Letters to a Lost Soldier: Celebrating Lincoln’s birthday and Valentine’s Day

Dear Daddy,
(I originally wrote to you in February, 1945) My class is getting ready to celebrate Lincoln’s birthday and Valentine’s Day. My teacher wrote on the board: “Fourscore and seven years ago our fathers brought forth on this continent a new nation, conceived in liberty, and dedicated to the proposition that all men are created equal…... that this nation, under God, shall have a new birth of freedom – and that government of the people, by the people, for the people, shall not perish from the earth.” It is a reminder, according to my teacher, of why we have sent so many of our citizens to fight in wars on other shores, to preserve our freedom and our way of life.
I want the war to be over soon and for you to be found so you can return home. I don’t want to think about war anymore, but I am reminded about it everywhere I go. Even on the streetcar, where a poster says, “A slip of the lip will sink a ship.” On the radio, we are urged to buy war bonds and at school we are told to collect salvage for the war effort. Several students in my school have learned that their fathers are also Missing in Action and some have been notified that their fathers have been Killed in Action. I hope we don’t receive any more telegrams.
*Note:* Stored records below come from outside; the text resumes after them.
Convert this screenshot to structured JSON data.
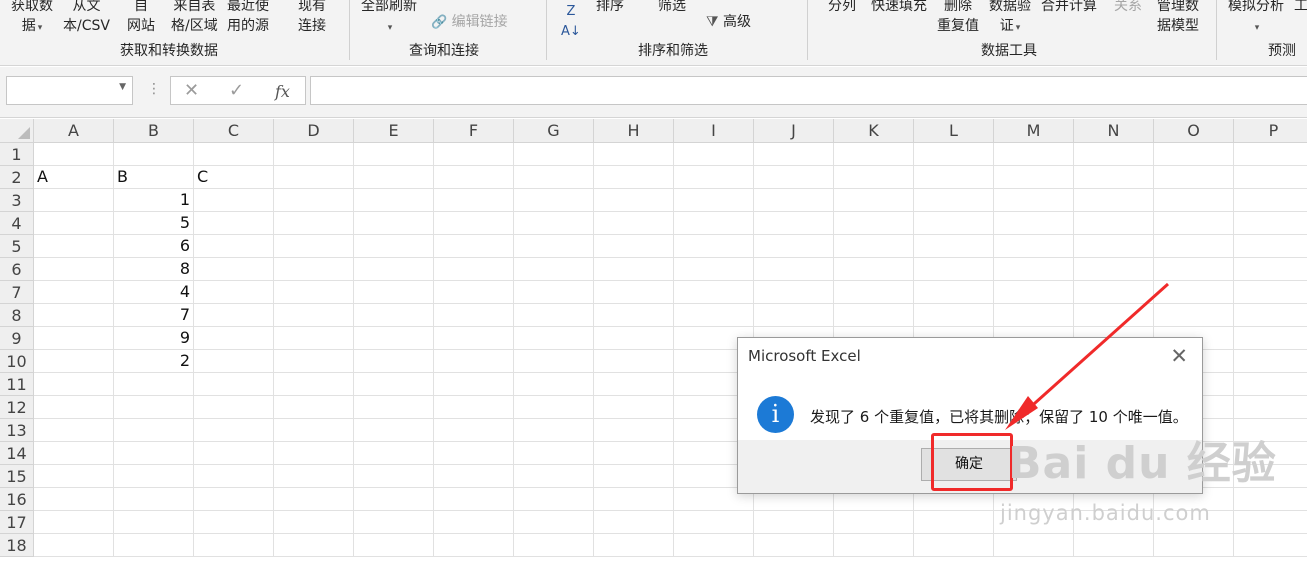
{
  "ribbon": {
    "items": [
      {
        "label": "获取数",
        "sub": "据",
        "dropdown": true
      },
      {
        "label": "从文",
        "sub": "本/CSV"
      },
      {
        "label": "自",
        "sub": "网站"
      },
      {
        "label": "来自表",
        "sub": "格/区域"
      },
      {
        "label": "最近使",
        "sub": "用的源"
      },
      {
        "label": "现有",
        "sub": "连接"
      },
      {
        "label": "全部刷新",
        "dropdown": true
      },
      {
        "label": "编辑链接"
      },
      {
        "label": "排序"
      },
      {
        "label": "筛选"
      },
      {
        "label": "高级"
      },
      {
        "label": "分列"
      },
      {
        "label": "快速填充"
      },
      {
        "label": "删除",
        "sub": "重复值"
      },
      {
        "label": "数据验",
        "sub": "证"
      },
      {
        "label": "合并计算"
      },
      {
        "label": "关系"
      },
      {
        "label": "管理数",
        "sub": "据模型"
      },
      {
        "label": "模拟分析"
      }
    ],
    "groups": [
      "获取和转换数据",
      "查询和连接",
      "排序和筛选",
      "数据工具",
      "预测"
    ],
    "extra_right_top": "",
    "extra_right_bottom": "工"
  },
  "formula_bar": {
    "name_box": "",
    "cancel_icon": "close-icon",
    "enter_icon": "check-icon",
    "fx_label": "fx",
    "formula": ""
  },
  "sheet": {
    "columns": [
      "A",
      "B",
      "C",
      "D",
      "E",
      "F",
      "G",
      "H",
      "I",
      "J",
      "K",
      "L",
      "M",
      "N",
      "O",
      "P"
    ],
    "rows": [
      "1",
      "2",
      "3",
      "4",
      "5",
      "6",
      "7",
      "8",
      "9",
      "10",
      "11",
      "12",
      "13",
      "14",
      "15",
      "16",
      "17",
      "18"
    ],
    "headers": {
      "A": "A",
      "B": "B",
      "C": "C"
    },
    "b_values": [
      "1",
      "5",
      "6",
      "8",
      "4",
      "7",
      "9",
      "2"
    ]
  },
  "dialog": {
    "title": "Microsoft Excel",
    "close_icon": "close-icon",
    "icon": "info-icon",
    "message": "发现了 6 个重复值，已将其删除；保留了 10 个唯一值。",
    "ok_label": "确定"
  },
  "annotation": {
    "highlight_color": "#f02a2a"
  },
  "watermark": {
    "brand": "Bai du 经验",
    "url": "jingyan.baidu.com"
  }
}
I would rather think about Valentine’s Day and remember when I went shopping with you for Mommy’s presents. You always picked the dollar card at the top of the rack – the one with the puffy red heart. I could only reach the 10-cent row at the bottom of the rack and picked a card there. You bought a box of chocolate candy and a bunch of red roses then. I don’t want to give up hope that you will be here for Valentine’s Day.
I asked Bepa for money so I could buy red construction paper and white doilies to make Valentines cards for my classmates and he said that Valentine’s Day is not a Jewish holiday and we don’t celebrate it. “It’s an American holiday, Sam,” said Mimi and she told him to give the money to me. We are making mailboxes in school and will deliver Valentines next week. I am going to make cards for everyone in my class, my teacher, and friends in the neighborhood. My friend Roberta’s mother, lets me practice on her piano after school. Roberta and I have matching reversible raincoats and we play a game every day, trying to guess which side of the raincoat each one will wear on the way to school. I like the plaid coat, but when it’s raining I have to wear the raincoat outside. We walk to and from school most days and it’s so much fun being with her. I wish she was my real sister. Her father is very kind to me and always asks about you. He said he is 4F and that’s why he’s not in the service. I see Aunt Miriam’s husband’s truck when I am walking home for lunch and wonder if he is also 4F. I am going to make Valentines for them and everyone who has been nice to me. That includes almost all the people I know except for ahem. Mimi tells me not to gossip.
I will make a beautiful Valentine for you, Daddy, and hide it in one of your books, so you will have it when you return home by some miracle. My Brownie leader is a Jewish-Christian lady (whatever that means) and she says that we should never stop believing in miracles, that the Jews were brought out of Egypt by Moses and a miracle and our whole history is filled with miracles like Chanukah, Purim and Passover. My teacher said it was a miracle that President Lincoln saved the United States and it will be another miracle when we win this war with Germany and Japan. I am praying for the miracle of seeing you again.